Rio de Janeiro, 04 de julho de 2023.
Francis Ivanovich*
Você pergunta, ao cruzar com um conhecido pelas ruas da cidade?
Caminhar pelas ruas da cidade é para mim vital, as ruas são as artérias por onde correm nossas vivências, boas e más, a nutrir de cotidiano e oxigênio o pleno funcionamento das nossas esperanças. A cidade é um corpo vivo repleto de células gente, essência primordial do convívio civilizatório.
Olá, tudo bem?
Crédito da imagem: Arquivo pessoal do autor.
O cumprimento aparentemente corriqueiro, ao cruzar com alguém que conhecemos de olhos. O velhos amigos do ritual do esbarrão ocasional do cotidiano.

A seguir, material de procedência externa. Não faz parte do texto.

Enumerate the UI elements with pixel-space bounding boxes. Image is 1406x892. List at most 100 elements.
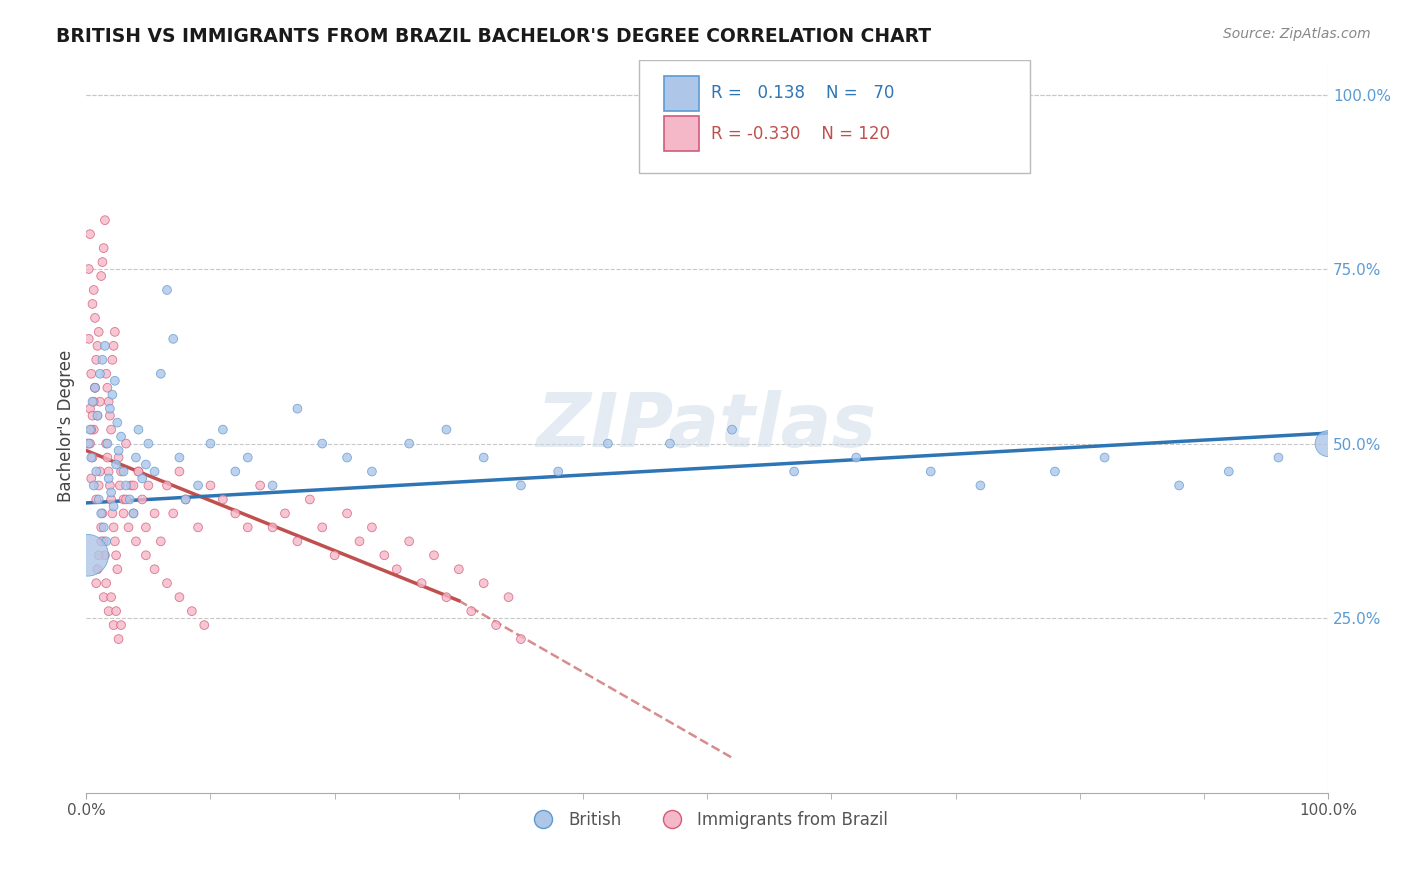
Point: [117, 520, 139, 534]
Point: [91, 255, 114, 269]
Point: [83, 478, 105, 492]
Point: [77, 262, 100, 277]
Point: [100, 423, 122, 437]
Point: [187, 478, 209, 492]
Point: [143, 562, 166, 576]
Point: [93, 534, 115, 549]
Point: [162, 507, 184, 521]
Point: [93, 590, 115, 604]
Point: [96, 436, 118, 450]
Point: [89, 465, 111, 479]
Text: BRITISH VS IMMIGRANTS FROM BRAZIL BACHELOR'S DEGREE CORRELATION CHART: BRITISH VS IMMIGRANTS FROM BRAZIL BACHEL…: [56, 27, 931, 45]
Point: [472, 450, 495, 465]
Point: [83, 283, 105, 297]
Point: [105, 562, 128, 576]
Point: [349, 534, 371, 549]
Point: [169, 450, 191, 465]
Point: [77, 436, 100, 450]
Point: [411, 576, 433, 591]
Point: [262, 478, 284, 492]
Point: [447, 562, 470, 576]
Point: [200, 478, 222, 492]
Point: [125, 450, 148, 465]
Point: [100, 492, 122, 507]
Point: [122, 507, 145, 521]
Point: [80, 471, 103, 485]
Point: [143, 465, 166, 479]
Point: [86, 409, 108, 423]
Point: [162, 332, 184, 346]
Point: [373, 549, 395, 563]
Point: [135, 458, 157, 472]
Point: [127, 423, 149, 437]
Point: [1267, 450, 1289, 465]
Point: [156, 478, 179, 492]
Point: [122, 507, 145, 521]
FancyBboxPatch shape: [638, 60, 1031, 173]
Point: [87, 478, 110, 492]
Point: [94, 213, 117, 227]
Point: [721, 423, 744, 437]
Point: [108, 478, 131, 492]
Point: [398, 436, 420, 450]
Point: [547, 465, 569, 479]
Point: [96, 576, 118, 591]
Point: [96, 450, 118, 465]
Point: [112, 465, 135, 479]
Point: [224, 507, 246, 521]
Point: [97, 394, 120, 409]
Point: [169, 590, 191, 604]
Point: [149, 534, 172, 549]
Point: [110, 429, 132, 443]
Point: [156, 283, 179, 297]
Point: [77, 332, 100, 346]
Point: [423, 549, 446, 563]
Point: [79, 423, 101, 437]
Point: [436, 423, 458, 437]
Point: [97, 471, 120, 485]
Point: [274, 507, 297, 521]
Point: [920, 465, 942, 479]
Point: [104, 534, 127, 549]
Point: [596, 436, 619, 450]
Point: [79, 401, 101, 416]
Point: [336, 507, 359, 521]
Point: [135, 520, 157, 534]
Point: [87, 549, 110, 563]
Point: [79, 227, 101, 241]
Point: [472, 576, 495, 591]
Point: [89, 394, 111, 409]
Point: [398, 534, 420, 549]
Point: [98, 409, 121, 423]
Point: [485, 618, 508, 632]
Point: [510, 632, 533, 646]
Point: [115, 492, 138, 507]
Point: [96, 381, 118, 395]
Point: [80, 367, 103, 381]
Point: [84, 352, 107, 367]
Point: [969, 478, 991, 492]
Point: [104, 325, 127, 339]
Point: [385, 562, 408, 576]
Text: R =   0.138    N =   70: R = 0.138 N = 70: [711, 85, 894, 103]
Point: [91, 352, 114, 367]
Point: [174, 492, 197, 507]
Point: [115, 478, 138, 492]
Point: [84, 381, 107, 395]
Point: [138, 478, 160, 492]
Point: [1043, 465, 1066, 479]
Point: [174, 492, 197, 507]
Point: [82, 394, 104, 409]
Point: [107, 632, 129, 646]
Point: [460, 604, 482, 618]
Point: [100, 485, 122, 500]
Point: [336, 450, 359, 465]
Point: [187, 520, 209, 534]
Point: [83, 423, 105, 437]
Point: [101, 507, 124, 521]
Point: [83, 394, 105, 409]
Point: [90, 268, 112, 283]
Point: [361, 520, 384, 534]
Point: [107, 450, 129, 465]
Point: [104, 374, 127, 388]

Como ir ao barbeiro, sentar-se à cadeira americana, enquanto o amigo das tesouras que confiamos nossa cabeça, corta e apara, enquanto dialogamos amenidades e profundidades, do futebol ao tempo que tinge de branco os cabelos, como dois filósofos cortantes e cortados.
Saio da barbearia, encontro o Davi, ele é dono de uma barraca onde conserta relógios. Cumprimento o Davi e lhe pergunto há quanto está naquele ponto, ele diz com orgulho que chegou ao bairro em 1993. Há 30 anos Davi vence o Golias do tempo, repondo ponteiros e vidro, vendendo pulseiras, infalível como um relógio atômico.
Vou ao banheiro do restaurante, o velho garçom me conhece de vista, até parecemos amigos íntimos, ele me aponta o caminho como quem me convida para entrar em sua casa.
De volta à rua, caminho mais adiante, e paro em frente ao prédio que um dia morei. Na portaria está o Milton, nome de poeta inglês, e mais uma vez nos cumprimentamos com afeto, e sempre me recordo do seu filho Marcelo que morreu ao cair de uma laje, aos 25 anos, que o Milton treinava para também ser porteiro.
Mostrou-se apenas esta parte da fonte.